The problem we face is not colour but structured power relationships of domination. Racism is one manifestation. Today, many African leaders have not acted much differently from the misleaders who sold their kind into slavery. They are now forcing their now supposedly independent African people to accept everything dehumanizing in exchange for a better life outside Africa as they turn their local governance into lootocracies – the plundering of national patrimonies as governance rationale. The training of Africans in Africa who then emigrate for a “better life” to create wealth for other countries as well as the post-second world war structures of domination of international economic relations all go in the same direction – knees on the necks of Africans whether as Continental Africans, African-Americans (North America/South America), African-Europeans, African-Asians etc. George Floyd’s gruesome murder is an opportunity to clearly understand the broader meaning of “knees on the necks of African”
The Reverend Al Sharpton, at the funeral ceremony for George Floyd in Minneapolis had called out to the American authorities with the expression: Get your knees off our necks. This expression reflects a plea, if you like, a persuasion of sorts to those who have systematically been sustaining systemic racism that has kept people of African descent down.
A plea does not work in dominant and dominated power relationships. Racism thrives on the basis of a power relationship and people do not give up power willingly. The multi-racial reaction of the millennials on the streets of many capitals of the world is welcomed but it is not enough. Africans themselves must wake up and resist being put at the bottom of the world that allows the ease of the exploitation of Africans. Beyond the poetical, philosophical, emotional, political, celebrity-social media chagrin that followed the murder of George Floyd, the African people, irrespective of where they are and who they sound like, must understand that they are not to be at the bottom of the world.

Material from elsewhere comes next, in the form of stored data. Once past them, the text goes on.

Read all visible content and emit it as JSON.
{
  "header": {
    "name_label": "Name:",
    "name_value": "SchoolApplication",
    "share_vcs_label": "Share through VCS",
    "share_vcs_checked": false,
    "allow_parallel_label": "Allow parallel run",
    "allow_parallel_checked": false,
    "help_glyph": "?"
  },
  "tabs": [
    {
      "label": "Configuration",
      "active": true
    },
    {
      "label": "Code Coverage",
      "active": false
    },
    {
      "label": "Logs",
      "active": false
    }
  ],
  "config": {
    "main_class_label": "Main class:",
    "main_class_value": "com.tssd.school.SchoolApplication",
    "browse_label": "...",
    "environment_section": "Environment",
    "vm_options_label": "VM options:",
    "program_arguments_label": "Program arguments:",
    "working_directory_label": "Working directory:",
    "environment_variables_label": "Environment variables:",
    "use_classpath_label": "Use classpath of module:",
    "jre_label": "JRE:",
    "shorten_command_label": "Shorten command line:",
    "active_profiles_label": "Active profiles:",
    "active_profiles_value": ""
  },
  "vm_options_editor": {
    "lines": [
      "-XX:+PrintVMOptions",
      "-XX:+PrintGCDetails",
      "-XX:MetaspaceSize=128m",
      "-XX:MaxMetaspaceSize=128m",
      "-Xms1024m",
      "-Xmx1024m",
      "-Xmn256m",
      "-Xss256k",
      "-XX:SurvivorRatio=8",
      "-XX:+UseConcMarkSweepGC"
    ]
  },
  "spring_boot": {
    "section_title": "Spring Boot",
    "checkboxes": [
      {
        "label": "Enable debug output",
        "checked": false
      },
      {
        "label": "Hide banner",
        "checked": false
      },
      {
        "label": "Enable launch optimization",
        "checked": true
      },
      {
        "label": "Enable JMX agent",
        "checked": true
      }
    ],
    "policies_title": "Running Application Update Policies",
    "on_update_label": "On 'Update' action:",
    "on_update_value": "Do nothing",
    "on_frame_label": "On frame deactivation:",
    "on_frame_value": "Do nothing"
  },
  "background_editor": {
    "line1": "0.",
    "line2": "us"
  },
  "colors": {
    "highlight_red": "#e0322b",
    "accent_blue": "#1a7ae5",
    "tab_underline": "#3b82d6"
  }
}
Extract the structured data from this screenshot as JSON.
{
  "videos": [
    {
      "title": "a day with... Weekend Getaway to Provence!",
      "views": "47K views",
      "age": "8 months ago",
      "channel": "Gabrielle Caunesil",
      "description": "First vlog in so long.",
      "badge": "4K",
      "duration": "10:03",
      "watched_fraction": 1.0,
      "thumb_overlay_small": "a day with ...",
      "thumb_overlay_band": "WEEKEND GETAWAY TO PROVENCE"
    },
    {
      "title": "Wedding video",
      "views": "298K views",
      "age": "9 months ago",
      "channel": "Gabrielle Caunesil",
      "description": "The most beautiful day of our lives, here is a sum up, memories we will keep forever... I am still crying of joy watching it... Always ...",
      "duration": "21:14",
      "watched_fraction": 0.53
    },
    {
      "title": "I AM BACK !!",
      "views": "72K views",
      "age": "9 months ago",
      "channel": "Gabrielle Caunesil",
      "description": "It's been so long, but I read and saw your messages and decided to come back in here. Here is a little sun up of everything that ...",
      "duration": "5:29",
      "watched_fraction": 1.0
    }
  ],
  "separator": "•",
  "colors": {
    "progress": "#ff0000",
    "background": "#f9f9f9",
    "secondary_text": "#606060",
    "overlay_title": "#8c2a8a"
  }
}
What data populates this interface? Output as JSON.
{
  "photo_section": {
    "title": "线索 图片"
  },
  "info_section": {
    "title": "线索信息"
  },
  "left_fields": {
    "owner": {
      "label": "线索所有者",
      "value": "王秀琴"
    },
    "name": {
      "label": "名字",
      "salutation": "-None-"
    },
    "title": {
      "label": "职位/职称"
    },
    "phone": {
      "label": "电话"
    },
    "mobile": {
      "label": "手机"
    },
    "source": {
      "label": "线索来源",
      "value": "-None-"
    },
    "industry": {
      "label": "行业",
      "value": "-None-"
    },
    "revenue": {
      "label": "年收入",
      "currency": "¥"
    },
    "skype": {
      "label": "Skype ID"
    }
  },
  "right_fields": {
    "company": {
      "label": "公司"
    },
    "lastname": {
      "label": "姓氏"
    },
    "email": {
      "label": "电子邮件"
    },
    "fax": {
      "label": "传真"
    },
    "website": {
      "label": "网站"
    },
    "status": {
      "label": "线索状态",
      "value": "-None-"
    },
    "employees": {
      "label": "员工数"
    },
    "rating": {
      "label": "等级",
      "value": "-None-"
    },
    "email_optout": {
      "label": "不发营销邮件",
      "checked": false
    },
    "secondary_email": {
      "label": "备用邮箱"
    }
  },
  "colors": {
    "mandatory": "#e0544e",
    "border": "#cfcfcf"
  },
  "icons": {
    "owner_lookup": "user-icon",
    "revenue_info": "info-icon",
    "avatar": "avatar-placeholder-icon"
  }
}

Nigeria as a country, hosting the largest population of people of African descent, has been punching below its weight. There were feeble reactions to the fate of George Floyd by Nigerians. As usual, the weakened Nigerian leadership that is steep in its own bad governance, perpetually failing to serve justice for unexplained deaths within its confine, was largely missing in action only reportedly supporting resolutions at the world’s talk shop that fails to walk the talk.
But we must make no mistakes about it, the fate of George Floyd is the fate of every African in the world, including Nigerians. No level of achievement gives the status of “honorary white” to any African on the streets of New York or London whenever racial profiling sets in. Self-assessment and insidiously built others’ assessment vary a lot and more so when there is hardly any African country of pride to all peoples of the world.
China’s reaction to past humiliation from the West was not premised on moral pleas. It built up its power over the years. Today, China does not need to tell anyone to get their knees of Chinese necks.
More demeaning feet are really what are on the necks of Africans. Africans must not continuously build “Wall Streets” outside Africa only to be kicked against the same walls. It is high time people of African descent everywhere woke up and: “Yank Their Feet of Your Necks”.